Why do it in the Winter: Patients need to strictly avoid the sun since traces of the photosensitizer medication remain on the face for several days.
Treatment: Laser Hair Removal
What it does: Laser hair removal targets pigment in the hair follicle to reduce or illuminate regrowth of the hair. Treatments typically are done every four to eight weeks for an average of four to six treatments. The hair tends to grow back thinner and slower with each treatment so intervals may increase.
Why do it in the Winter: "It is best done on untanned skin to reduce the risk of pigmentation after the treatment and increase the contrast between the hair follicle and normal skin," says Dr. Kopp. "Though there is little downtime, sun protection is crucial to proper healing."
Treatment: Sclerotherapy and Laser Vein Removal
What it does: Tiny veins on the legs can be treated with laser therapy; however, larger ones may require an injection to help seal off unsightly veins, which is known as sclerotherapy. Repeat treatment may be necessary to completely destroy the vein.
Why do it in the Winter: "Unfortunately it is very common to have hyperpigmentation that may last a few weeks after treatment of a vein so it is best done in pants season," advises Dr. Kopp. "Also, it is recommended to wear compression stockings after treatment which is not ideal in the hot Summer."

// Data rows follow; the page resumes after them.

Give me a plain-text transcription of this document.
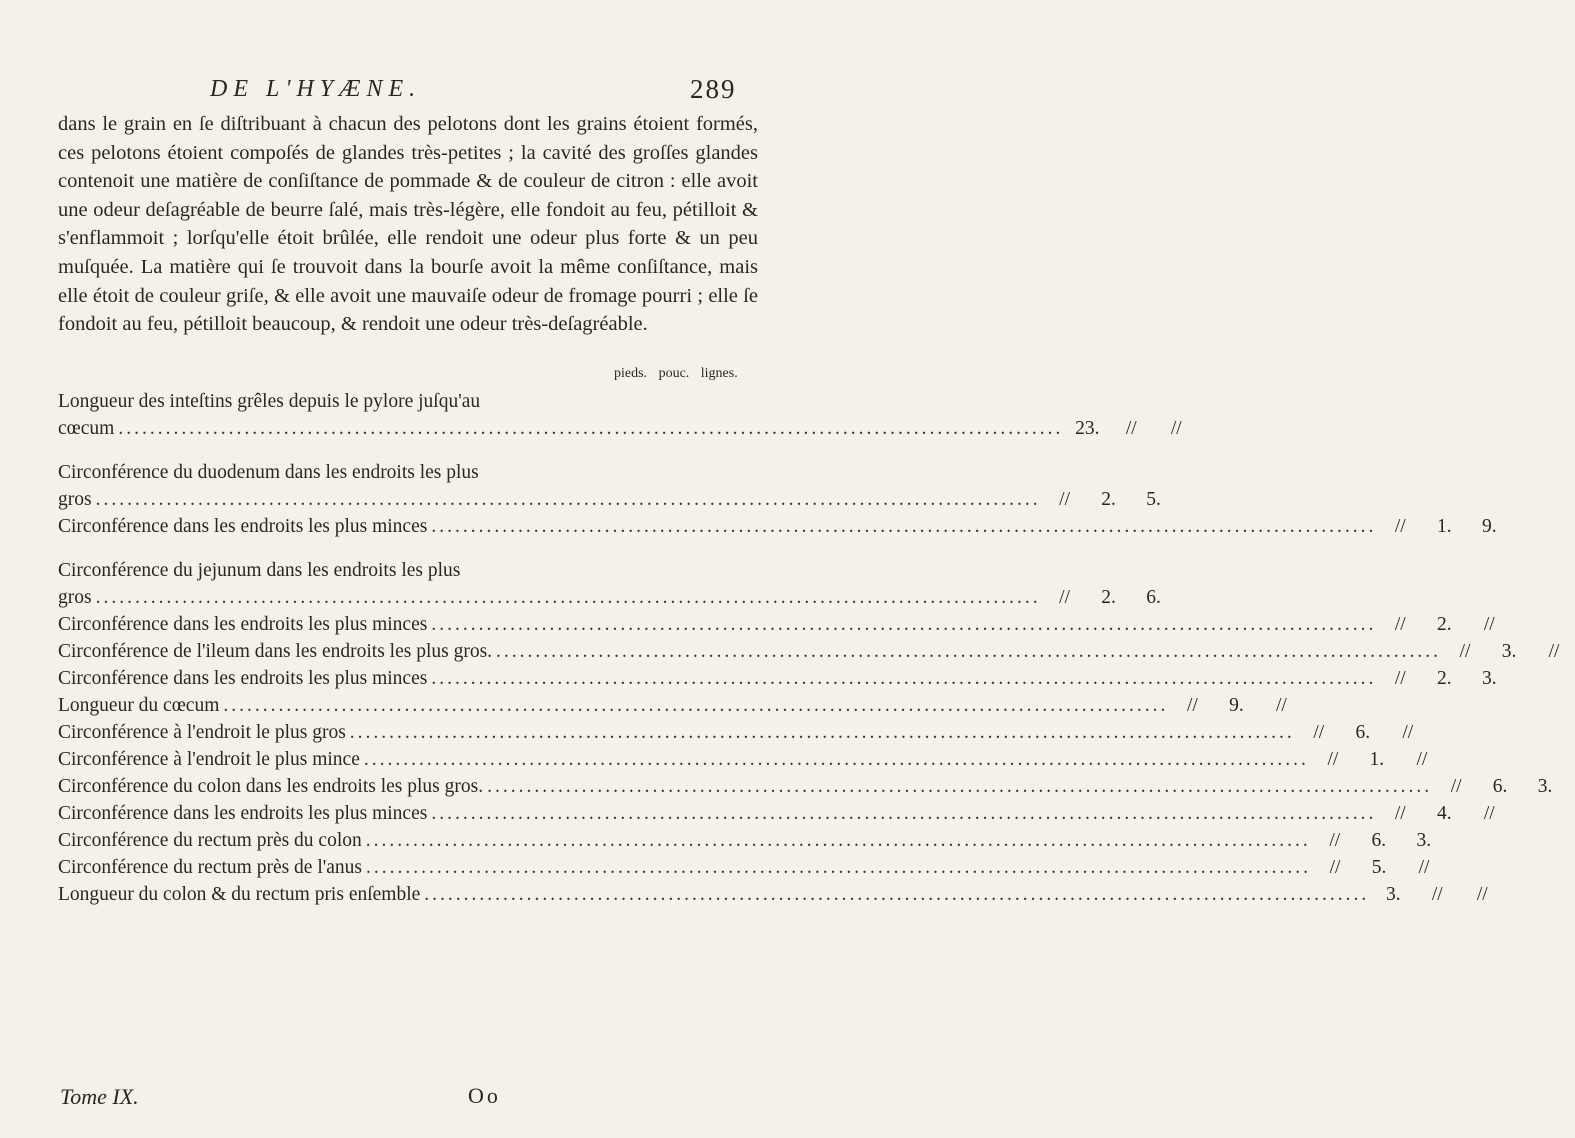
DE L'HYÆNE.	289
dans le grain en ſe diſtribuant à chacun des pelotons dont les grains étoient formés, ces pelotons étoient compoſés de glandes très-petites ; la cavité des groſſes glandes contenoit une matière de conſiſtance de pommade & de couleur de citron : elle avoit une odeur deſagréable de beurre ſalé, mais très-légère, elle fondoit au feu, pétilloit & s'enflammoit ; lorſqu'elle étoit brûlée, elle rendoit une odeur plus forte & un peu muſquée. La matière qui ſe trouvoit dans la bourſe avoit la même conſiſtance, mais elle étoit de couleur griſe, & elle avoit une mauvaiſe odeur de fromage pourri ; elle ſe fondoit au feu, pétilloit beaucoup, & rendoit une odeur très-deſagréable.
pieds. pouc. lignes.
Longueur des inteſtins grêles depuis le pylore juſqu'au
cœcum ........................................................................................................................ 23.	//	//
Circonférence du duodenum dans les endroits les plus
gros ........................................................................................................................ //	2.	5.
Circonférence dans les endroits les plus minces ........................................................................................................................ //	1.	9.
Circonférence du jejunum dans les endroits les plus
gros ........................................................................................................................ //	2.	6.
Circonférence dans les endroits les plus minces ........................................................................................................................ //	2.	//
Circonférence de l'ileum dans les endroits les plus gros. ........................................................................................................................ //	3.	//
Circonférence dans les endroits les plus minces ........................................................................................................................ //	2.	3.
Longueur du cœcum ........................................................................................................................ //	9.	//
Circonférence à l'endroit le plus gros ........................................................................................................................ //	6.	//
Circonférence à l'endroit le plus mince ........................................................................................................................ //	1.	//
Circonférence du colon dans les endroits les plus gros. ........................................................................................................................ //	6.	3.
Circonférence dans les endroits les plus minces ........................................................................................................................ //	4.	//
Circonférence du rectum près du colon ........................................................................................................................ //	6.	3.
Circonférence du rectum près de l'anus ........................................................................................................................ //	5.	//
Longueur du colon & du rectum pris enſemble ........................................................................................................................ 3.	//	//
Tome IX.	Oo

Treatment: Micropeel + Photodynamic Therapy
What it does: "This treatment is intended to give the greatest improvement both in cosmetic appearance of sun damage and destroy as many abnormal cells as possible," says Dr. Dunbar. Skin is pretreated with a laser to peel off the protective surface cells, then the medication is applied for blue light therapy, this allows even greater efficacy of the photosensitizer drug and results in a much augmented effect.
Why do it in the winter: "This 'big gun' procedure works beautifully, but you need to plan for some time off to heal, and avoid the sun for several days," says Dr. Dunbar. The reactions can be impressive, even if you have only a moderate amount of sun damage. "You will come out with much improved, younger looking, healthier skin," says Dr. Dunbar.